I’m not going to mince words here – Seth Cohen is ten thousand kinds of adorable as he juggles two women on Thanksgiving Day. But while Summer and Anna vie for his affections, Ryan goes back to the old neighborhood to settle a score for his brother. Those crazy Cohens down bottles of wine, pitchers of margs, and end up eating Chinese take-out as the day goes from perfectly pleasant to downright nutty. And even though Seth doesn’t win the heart of either girl that evening, he sure captured mine.

“Thespis” – Sports Night
Written by Aaron Sorkin

Dana test runs her Thanksgiving turkey by thawing it out on the light board, much to the confusion of the entire staff. Meanwhile, Dan and Casey celebrate their “anniversary”, Jeremy convinces the staff that a Greek ghost named Thespis is out to ruin their evening broadcast, and Isaac worries about his pregnant daughter after she’s unexpectedly rushed to the hospital. Maybe it’s Robert Guillaume’s quiet grace and maybe it’s because he’s what made Sports Night so amazing for me, because when he happily passes out cigars in honor of the birth of his healthy grandson? It’s a happy Thanksgiving indeed.

“Colorblind” – Alias
Written by Alex Kurtzman & Roberto Orci

I confess. I usually don’t watch this entire episode. Because really, the Thanksgiving part starts at around the 32-minute mark and that’s where I start, too. After a crappy day of saving the world, Sydney comes home to find an annoyed Francie burning Thanksgsiving dinner. What ensues is the sweetest gal pal cooking scene ever, a Thanksgiving proposal, and all-around good times. But the best scene comes at the very end as we see Jack’s icy exterior thaw just enough to give Syd a slight smile after she brings him Thanksgiving leftovers.

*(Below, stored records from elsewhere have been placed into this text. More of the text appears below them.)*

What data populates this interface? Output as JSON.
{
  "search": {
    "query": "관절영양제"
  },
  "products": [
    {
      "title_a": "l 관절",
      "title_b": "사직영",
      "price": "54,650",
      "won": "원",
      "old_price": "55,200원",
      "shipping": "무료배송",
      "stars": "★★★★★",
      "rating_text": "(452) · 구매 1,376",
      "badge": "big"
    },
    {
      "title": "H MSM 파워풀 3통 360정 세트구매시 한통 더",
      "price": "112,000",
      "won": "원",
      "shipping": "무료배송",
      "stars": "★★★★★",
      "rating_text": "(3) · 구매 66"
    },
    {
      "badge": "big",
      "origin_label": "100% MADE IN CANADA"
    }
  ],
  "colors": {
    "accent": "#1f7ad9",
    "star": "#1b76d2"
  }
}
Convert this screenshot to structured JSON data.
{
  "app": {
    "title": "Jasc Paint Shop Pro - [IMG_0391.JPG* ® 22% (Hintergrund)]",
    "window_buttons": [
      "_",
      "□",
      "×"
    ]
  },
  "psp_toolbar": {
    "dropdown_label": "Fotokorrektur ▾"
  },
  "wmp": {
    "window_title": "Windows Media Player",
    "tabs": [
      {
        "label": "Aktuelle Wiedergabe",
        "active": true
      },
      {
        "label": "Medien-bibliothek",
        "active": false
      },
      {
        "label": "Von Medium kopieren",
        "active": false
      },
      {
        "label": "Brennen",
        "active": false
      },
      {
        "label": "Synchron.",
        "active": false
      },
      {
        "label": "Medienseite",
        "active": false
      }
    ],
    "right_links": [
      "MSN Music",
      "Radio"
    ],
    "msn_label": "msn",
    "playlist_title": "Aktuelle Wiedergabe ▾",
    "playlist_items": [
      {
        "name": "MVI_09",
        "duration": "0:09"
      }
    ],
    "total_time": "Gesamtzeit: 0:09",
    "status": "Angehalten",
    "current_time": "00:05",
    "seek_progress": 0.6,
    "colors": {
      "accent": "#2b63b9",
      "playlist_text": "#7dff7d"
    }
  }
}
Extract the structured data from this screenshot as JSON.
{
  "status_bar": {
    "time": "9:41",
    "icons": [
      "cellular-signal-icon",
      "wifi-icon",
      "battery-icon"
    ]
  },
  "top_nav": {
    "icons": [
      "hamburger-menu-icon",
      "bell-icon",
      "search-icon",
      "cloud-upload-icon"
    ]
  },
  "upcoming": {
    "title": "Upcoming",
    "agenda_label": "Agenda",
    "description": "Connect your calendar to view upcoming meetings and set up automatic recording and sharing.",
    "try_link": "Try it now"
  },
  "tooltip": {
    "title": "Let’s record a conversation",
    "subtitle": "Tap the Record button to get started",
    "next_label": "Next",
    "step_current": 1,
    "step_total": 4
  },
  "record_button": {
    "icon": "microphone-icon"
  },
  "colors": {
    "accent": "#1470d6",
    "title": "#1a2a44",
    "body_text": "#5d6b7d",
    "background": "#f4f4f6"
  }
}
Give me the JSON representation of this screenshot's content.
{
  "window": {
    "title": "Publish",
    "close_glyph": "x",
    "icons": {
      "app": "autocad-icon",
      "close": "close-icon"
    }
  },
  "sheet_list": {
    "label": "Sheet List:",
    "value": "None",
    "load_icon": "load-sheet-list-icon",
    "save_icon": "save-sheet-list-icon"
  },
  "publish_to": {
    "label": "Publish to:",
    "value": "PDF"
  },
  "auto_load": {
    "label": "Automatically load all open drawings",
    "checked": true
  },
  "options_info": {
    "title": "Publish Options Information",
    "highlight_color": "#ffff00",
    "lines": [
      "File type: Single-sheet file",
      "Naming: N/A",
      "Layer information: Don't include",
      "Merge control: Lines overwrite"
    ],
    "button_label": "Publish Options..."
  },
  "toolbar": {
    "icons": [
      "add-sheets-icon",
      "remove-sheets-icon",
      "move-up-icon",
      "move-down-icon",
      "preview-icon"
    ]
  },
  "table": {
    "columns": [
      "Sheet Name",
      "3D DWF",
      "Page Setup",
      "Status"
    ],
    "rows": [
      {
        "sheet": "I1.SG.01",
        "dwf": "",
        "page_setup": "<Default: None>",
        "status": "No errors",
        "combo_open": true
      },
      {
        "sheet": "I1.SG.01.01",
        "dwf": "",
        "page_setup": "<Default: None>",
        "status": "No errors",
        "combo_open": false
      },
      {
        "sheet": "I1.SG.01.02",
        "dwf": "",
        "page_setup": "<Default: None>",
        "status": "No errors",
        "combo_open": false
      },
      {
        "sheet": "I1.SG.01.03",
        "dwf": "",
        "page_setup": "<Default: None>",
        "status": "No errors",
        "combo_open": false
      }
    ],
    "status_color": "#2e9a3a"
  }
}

“The One Where Underdog Gets Away” – Friends
Written by Jeff Greenstein & Jeff Strauss

After everyone’s plans go awry, Monica makes Thanksgiving dinner with three kinds of potatoes (lumps, tots, with peas/onions) to mark their first holiday together. But all is not well for the gang as Joey deals the fallout from being cast in a VD prevention ad, Rachel misses her flight to Vail, dinner burns after an unfortunate (but hilarious) miscommunication, and Chandler relives his worst Thanksgiving ever. The “Got the keys?” vs. “Got the keys!” is still one of my favorite Friends moments.